No Objective
No Objective brings together artists who make simple gestures in banal materials – paint rolled on a wall, a block of sand placed on a pedestal, printouts covering the gallery – the works communicating an ambivalence towards textual meaning and the value of transcendence as a goal of non-objective art. The assembled artists share a fascination with the affects and after-effects of Modernity, particularly its influence in the aesthetic vocabulary of design and advertising strategies, vernacular architecture and the urban environment.
Skyler Brickley’s methodical rolls of paint in Untitled mimic the appearance of a Xerox print in their grainy texture and grayscale palette: his workman-like system of application recalls both New York school abstraction and inkjet printing. Instead of searching for compositional resolution in something transcendent, the form of the work is a register of the interaction of roller and wall, a result of the artist’s compliance with his tools.
Ivin Ballen’s Troncelitti has a similarly layered relationship to materiality. The artist employs a trompe l’oeil technique to approximate the presence of emphemeral packing materials. Ballen’s seemingly haphazard construction is in fact made with a laborious mold-making process that utilizes resin and paint to immortalize the throw-away culture of late capitalism.
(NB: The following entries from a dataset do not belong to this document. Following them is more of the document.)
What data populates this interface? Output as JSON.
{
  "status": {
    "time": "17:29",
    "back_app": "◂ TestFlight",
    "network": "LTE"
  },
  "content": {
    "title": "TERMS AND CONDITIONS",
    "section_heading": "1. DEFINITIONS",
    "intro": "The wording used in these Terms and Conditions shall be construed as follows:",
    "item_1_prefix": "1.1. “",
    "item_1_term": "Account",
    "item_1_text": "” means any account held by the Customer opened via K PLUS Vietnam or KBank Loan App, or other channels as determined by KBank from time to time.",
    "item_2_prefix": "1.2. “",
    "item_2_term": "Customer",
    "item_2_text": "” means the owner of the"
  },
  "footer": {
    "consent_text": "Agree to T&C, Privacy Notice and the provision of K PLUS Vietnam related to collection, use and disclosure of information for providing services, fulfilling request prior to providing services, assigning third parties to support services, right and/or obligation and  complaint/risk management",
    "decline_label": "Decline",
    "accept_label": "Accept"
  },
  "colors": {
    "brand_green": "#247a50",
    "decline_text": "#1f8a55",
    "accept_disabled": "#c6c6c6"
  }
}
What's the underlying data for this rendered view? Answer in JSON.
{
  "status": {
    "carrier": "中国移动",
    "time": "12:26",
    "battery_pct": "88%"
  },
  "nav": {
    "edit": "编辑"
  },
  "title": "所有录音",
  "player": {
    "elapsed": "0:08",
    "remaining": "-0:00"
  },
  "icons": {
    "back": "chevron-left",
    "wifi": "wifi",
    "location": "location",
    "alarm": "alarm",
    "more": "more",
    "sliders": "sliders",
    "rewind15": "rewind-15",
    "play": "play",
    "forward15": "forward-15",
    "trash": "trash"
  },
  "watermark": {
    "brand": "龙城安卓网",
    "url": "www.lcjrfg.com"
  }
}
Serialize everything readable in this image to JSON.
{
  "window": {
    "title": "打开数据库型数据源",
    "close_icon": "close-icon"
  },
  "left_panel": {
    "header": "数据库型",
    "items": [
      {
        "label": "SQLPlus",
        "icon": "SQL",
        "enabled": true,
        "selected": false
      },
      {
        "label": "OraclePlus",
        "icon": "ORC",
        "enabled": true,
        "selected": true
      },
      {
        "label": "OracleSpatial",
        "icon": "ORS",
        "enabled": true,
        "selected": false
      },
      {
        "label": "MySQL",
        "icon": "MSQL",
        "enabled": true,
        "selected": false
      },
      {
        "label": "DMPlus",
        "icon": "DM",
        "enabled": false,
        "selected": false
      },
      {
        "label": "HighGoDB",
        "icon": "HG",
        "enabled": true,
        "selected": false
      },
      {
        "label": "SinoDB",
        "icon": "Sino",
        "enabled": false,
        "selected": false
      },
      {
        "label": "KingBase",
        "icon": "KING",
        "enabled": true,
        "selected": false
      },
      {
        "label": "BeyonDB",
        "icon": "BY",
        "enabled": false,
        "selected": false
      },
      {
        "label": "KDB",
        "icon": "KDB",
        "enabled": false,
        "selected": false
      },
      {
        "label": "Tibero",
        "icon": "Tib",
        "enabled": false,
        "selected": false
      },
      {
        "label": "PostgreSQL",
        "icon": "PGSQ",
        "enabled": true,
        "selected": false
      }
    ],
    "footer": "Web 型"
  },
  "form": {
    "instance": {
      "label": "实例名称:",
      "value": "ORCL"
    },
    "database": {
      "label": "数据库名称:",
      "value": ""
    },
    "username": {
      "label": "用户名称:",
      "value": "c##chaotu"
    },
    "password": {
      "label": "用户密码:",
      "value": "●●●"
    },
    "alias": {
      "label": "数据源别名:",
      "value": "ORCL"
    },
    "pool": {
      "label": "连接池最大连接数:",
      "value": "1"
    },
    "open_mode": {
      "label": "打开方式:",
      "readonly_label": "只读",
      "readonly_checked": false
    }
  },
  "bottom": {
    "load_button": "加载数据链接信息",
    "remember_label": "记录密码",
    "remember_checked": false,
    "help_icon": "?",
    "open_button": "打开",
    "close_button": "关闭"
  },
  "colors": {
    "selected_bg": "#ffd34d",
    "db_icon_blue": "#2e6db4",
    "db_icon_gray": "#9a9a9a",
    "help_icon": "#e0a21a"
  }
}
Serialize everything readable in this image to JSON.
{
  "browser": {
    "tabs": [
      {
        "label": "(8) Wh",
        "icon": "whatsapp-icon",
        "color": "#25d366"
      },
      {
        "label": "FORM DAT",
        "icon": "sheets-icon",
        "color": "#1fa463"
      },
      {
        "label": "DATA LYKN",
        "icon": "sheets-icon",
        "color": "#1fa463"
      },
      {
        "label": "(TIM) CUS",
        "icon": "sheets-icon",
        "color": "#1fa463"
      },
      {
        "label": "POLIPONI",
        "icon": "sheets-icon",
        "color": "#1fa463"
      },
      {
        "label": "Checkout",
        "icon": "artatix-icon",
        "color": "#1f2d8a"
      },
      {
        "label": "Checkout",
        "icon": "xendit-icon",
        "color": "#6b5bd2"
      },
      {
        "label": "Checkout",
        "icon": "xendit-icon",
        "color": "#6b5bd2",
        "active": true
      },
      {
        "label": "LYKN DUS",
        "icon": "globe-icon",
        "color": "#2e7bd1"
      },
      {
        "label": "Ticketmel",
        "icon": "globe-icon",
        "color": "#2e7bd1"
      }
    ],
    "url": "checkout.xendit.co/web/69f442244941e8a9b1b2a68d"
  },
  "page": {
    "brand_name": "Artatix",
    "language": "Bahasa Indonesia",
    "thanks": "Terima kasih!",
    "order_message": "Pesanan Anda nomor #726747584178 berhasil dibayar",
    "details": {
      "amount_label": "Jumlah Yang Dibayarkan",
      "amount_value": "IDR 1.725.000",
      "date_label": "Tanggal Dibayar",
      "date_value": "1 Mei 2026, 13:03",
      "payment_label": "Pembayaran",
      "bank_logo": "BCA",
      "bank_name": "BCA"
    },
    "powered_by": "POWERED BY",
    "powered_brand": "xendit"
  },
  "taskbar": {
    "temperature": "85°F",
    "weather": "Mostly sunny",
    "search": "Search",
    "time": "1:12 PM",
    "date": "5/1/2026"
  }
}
In Ethan Greenbaum’s Lorem Ipsum, A1 text documents are wheat pasted over an entire wall of the gallery. Their meticulous grid-like pattern assumes the form of a declaration, but upon closer inspection, text goes no deeper than type. The Lorum ipsum filler of graphic design is the content, forming a visual structure without linguistic coherence. In David Scanavino’s accompanying works, newspapers are pulped and flattened into discrete monochromatic paintings. These rectangular forms operate as placeholders, occupying the space of their source, but divesting themselves of any communicative ability.
Lisha Bai’s Untitled construction of sand and glass has the iconic solidity of Modernist geometry, even as her use of elemental materials evoke ruin and entropy. Her work, like No Objective on the whole, steers away from the Platonic mysticism inherent in the history of abstraction and replaces it with an interest in material transformation and reconstitution.